NoSQL databases focus on analytical processing of large scale datasets, offering increased scalability over commodity hardware. They have recently gained a lot of attention from both the industrial and the academic communities, serving some of the most innovative and profitable data-intensive applications of our times.
Many of these engines feature elastic scaling actions. Elasticity is a property that allows for fairly portioned premiums and high-quality performance, directly applying to the philosophy of a cloud- based platform. As such, studying the performance of those engines and paying special attention to their elastic properties has become increasingly important. I have put considerable effort in studying elasticity in NoSQL databases in my research ([1], [2], [3], [4]), especially dealing with virtualized resources, a typical case in cloud-based deployments.
One important aspect that has to be identified and quantified in NoSQL cloud elasticity is the cost of adding or removing nodes in the cluster. Tying cost with time units for this discussion (with indicative numbers referring to the work in [4]), we categorize this cost as follows:
VM initialization: Launching new virtual machines takes up a significant part of the addition phase. Even when the image is cached in the VM container (therefore launching the instance does not impose the additional time penalty of having to transfer the image from the repository), the VM is available within a few minutes (2-3 minutes on average), allowing for OS boot time and DHCP negotiation. Multiple node additions can be performed in parallel on multiple VM containers even when multiple VMs are launched on the same container. VM removal is much faster (i.e., in less than 10 seconds).
Node reconfiguration: This phase involves the creation of various configuration files and their propagation to all nodes in the cluster. This is necessary as there exist a number of settings that have to be available on both new and existing nodes (e.g., domain name resolution options). Given the fact that configuration files are usually small in size, completing this phase occurs relatively fast (an average of 30 seconds), even for large cluster sizes. This phase is necessary during node addition as well as during node removal. It is engine-specific whether this script/parameter injection will take place for new, existing or just some specific nodes of the cluster.

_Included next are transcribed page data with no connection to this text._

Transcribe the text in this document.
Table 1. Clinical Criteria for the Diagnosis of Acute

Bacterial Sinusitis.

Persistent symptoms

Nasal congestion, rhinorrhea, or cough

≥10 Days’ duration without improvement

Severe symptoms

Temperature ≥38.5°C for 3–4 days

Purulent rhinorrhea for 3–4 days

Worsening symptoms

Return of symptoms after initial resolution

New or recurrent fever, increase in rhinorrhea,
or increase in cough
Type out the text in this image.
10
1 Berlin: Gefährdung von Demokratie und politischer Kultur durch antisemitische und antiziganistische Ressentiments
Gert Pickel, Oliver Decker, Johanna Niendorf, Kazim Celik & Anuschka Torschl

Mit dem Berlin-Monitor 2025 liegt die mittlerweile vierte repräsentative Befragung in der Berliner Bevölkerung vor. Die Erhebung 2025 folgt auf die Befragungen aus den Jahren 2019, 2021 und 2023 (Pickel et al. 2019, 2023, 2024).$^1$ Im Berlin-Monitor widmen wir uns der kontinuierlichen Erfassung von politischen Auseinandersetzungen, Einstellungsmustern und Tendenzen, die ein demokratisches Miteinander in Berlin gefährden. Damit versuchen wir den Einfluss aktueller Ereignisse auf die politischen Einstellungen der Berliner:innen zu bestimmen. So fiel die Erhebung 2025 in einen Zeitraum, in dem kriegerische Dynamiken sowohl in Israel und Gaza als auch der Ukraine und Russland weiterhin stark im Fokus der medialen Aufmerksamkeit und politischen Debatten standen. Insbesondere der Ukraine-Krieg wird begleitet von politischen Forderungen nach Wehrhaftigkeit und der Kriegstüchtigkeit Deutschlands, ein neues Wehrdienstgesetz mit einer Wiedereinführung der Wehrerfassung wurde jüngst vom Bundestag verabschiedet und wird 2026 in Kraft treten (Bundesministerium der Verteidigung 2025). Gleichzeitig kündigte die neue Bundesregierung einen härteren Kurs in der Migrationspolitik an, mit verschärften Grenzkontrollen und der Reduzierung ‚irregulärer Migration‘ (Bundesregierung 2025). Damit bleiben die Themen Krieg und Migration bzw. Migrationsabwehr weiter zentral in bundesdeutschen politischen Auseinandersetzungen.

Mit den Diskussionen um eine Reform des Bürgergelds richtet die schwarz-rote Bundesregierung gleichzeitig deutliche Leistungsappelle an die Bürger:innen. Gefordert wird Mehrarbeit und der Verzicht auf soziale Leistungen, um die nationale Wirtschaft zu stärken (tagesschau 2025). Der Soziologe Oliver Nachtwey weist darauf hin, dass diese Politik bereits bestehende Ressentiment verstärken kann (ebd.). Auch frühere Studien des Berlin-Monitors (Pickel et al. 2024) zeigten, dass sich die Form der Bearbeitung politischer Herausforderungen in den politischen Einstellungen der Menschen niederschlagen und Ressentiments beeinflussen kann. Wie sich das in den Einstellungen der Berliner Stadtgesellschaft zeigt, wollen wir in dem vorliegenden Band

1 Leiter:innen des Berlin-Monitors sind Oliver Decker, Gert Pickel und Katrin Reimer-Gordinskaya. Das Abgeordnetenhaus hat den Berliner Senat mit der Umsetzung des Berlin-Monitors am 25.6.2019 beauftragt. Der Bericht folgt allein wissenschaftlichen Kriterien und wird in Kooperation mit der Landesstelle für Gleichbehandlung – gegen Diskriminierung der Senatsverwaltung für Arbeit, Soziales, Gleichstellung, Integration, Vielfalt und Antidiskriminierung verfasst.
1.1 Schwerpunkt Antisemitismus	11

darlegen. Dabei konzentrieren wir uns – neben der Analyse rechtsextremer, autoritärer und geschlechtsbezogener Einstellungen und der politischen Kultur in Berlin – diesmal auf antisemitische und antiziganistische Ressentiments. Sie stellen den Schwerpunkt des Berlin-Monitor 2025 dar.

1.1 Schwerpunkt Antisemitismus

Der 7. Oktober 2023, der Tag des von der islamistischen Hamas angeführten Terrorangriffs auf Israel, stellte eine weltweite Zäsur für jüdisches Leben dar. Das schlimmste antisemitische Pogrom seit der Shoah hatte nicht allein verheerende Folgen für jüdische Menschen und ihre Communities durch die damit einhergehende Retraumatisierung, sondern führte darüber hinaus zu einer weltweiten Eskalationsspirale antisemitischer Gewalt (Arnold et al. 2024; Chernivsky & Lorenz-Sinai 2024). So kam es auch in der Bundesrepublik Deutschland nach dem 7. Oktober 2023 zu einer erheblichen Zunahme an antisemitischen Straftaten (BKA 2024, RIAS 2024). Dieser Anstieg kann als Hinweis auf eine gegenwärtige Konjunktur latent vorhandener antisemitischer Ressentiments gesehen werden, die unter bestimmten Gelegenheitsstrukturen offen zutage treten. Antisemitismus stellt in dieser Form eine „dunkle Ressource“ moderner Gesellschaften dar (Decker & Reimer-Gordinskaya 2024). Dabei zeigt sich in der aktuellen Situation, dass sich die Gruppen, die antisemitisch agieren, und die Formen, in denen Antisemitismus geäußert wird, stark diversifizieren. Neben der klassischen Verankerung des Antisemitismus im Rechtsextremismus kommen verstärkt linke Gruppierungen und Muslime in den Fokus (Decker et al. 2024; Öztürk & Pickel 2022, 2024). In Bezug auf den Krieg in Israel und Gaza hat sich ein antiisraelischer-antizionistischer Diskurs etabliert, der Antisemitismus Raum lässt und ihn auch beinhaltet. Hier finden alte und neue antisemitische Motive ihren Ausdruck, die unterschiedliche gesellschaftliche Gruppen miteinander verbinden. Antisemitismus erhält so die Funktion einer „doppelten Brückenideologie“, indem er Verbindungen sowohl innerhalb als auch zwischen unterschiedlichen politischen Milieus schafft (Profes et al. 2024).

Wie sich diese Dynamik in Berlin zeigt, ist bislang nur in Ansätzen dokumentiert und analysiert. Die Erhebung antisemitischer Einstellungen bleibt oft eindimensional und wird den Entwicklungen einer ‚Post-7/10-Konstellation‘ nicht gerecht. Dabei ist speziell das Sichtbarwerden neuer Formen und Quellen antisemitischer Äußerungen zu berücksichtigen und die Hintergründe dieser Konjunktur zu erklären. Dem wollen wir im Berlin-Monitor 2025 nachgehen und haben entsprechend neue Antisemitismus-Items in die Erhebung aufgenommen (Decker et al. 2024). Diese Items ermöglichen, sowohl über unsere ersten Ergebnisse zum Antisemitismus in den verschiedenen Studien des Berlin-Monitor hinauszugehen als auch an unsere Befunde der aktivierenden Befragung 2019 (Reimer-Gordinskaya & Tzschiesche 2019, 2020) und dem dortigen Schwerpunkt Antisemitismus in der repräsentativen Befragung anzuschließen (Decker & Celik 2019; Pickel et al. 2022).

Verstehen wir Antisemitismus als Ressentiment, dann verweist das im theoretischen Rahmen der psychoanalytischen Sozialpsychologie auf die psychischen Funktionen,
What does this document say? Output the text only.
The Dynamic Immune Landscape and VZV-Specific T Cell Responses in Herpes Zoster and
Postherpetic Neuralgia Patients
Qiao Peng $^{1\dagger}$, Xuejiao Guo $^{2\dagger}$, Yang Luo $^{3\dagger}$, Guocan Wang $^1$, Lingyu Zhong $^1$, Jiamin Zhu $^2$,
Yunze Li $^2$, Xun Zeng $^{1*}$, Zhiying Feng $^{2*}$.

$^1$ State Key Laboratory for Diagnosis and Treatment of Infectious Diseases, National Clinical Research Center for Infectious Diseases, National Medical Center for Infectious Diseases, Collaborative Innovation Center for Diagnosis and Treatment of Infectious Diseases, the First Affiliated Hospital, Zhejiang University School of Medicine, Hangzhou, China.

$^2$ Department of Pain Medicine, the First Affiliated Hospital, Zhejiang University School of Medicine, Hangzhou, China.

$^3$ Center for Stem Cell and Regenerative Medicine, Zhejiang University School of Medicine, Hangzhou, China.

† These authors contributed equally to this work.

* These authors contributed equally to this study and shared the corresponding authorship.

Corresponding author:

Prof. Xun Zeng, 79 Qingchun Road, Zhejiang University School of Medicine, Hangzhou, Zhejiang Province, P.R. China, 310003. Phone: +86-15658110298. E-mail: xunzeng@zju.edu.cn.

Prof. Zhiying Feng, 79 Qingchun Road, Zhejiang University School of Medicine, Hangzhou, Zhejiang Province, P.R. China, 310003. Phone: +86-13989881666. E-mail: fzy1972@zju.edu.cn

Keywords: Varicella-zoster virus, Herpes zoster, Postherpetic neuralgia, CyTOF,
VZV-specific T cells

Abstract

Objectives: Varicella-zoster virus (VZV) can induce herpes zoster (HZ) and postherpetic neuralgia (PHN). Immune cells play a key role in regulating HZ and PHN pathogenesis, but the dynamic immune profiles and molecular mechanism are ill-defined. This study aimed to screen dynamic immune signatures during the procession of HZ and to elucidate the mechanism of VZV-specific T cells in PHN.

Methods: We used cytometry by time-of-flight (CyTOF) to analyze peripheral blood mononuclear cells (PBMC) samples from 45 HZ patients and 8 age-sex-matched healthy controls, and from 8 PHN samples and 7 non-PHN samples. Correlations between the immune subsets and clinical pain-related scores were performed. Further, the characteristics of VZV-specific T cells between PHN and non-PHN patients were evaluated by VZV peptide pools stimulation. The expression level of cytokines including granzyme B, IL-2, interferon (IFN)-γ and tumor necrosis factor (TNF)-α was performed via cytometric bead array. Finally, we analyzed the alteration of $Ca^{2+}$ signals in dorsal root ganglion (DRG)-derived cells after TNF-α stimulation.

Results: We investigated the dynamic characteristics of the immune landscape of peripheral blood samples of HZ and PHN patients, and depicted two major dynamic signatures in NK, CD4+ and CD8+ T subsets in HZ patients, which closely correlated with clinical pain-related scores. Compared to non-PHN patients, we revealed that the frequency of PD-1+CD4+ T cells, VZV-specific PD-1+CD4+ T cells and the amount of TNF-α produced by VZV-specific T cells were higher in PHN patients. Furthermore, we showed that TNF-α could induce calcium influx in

Region re-allocation: This part of the elastic action involves the necessary time for the added nodes to become active members of the cluster serving a part of the data. This consists of the time consumed by launching the services/daemons using the database’s default scripts, the time for the new node to become active during addition and the time for (some) data regions to be allocated to each new node during addition or to an old node during removal. The total time varies for different engines both according to their system design as well as to the number of added/removed nodes and the amount of data transferred.
Data re-balancing: Complete data re-balancing is expensive in terms of extra load on the servers and the network infrastructure. It also invalidates data blocks while read/write operations are performed on the cluster, jeopardizing consistency. Some engines (e.g., HBase and Cassandra) can add nodes without moving the relevant data. In other cases (e.g., Riak), data re-balancing cannot be avoided when bringing new nodes online. The cost of this operation depends heavily on the amount of data that has to be moved, the number of pre-existing nodes and the number of new nodes that have to fetch the existing data.
References:
[1] D. Tsoumakos, I. Konstantinou, C. Boumpouka, S. Sioutas and N. Koziris: Automated, Elastic Resource Provisioning for NoSQL Clusters Using TIRAMOLA. In proceedings of the the 13th IEEE/ACM International Symposium on Cluster, Cloud and Grid Computing (CCGrid), Delft, The Netherlands, May 13-16, 2013.
[2] I. Konstantinou and E. Angelou and D. Tsoumakos and C. Boumpouka and N. Koziris and S. Sioutas: TIRAMOLA: Elastic NoSQL Provisioning through A Cloud Management Platform. In proceedings of the 2012 ACM SIGMOD/PODS International Conference on Management of Data (Demo Track), Scottsdale, Arizona, USA, May 20-24, 2012.
[3] E. Angelou and N. Papailiou and I. Konstantinou and D. Tsoumakos and N. Koziris: Automatic Scaling of Selective SPARQL Joins Using the TIRAMOLA System. In proceedings of the 4th International Workshop on Semantic Web Information Management, Scottsdale, Arizona, USA, May 20, 2012.
[4] I. Konstantinou and E. Angelou and C. Boumpouka and D. Tsoumakos and N. Koziris: On the Elasticity of NoSQL Databases over Cloud Management Platforms. In proceedings of the 20th ACM Conference on Information and Knowledge Management (CIKM 2011), October 24-28, 2011 – Glasgow, Scotland.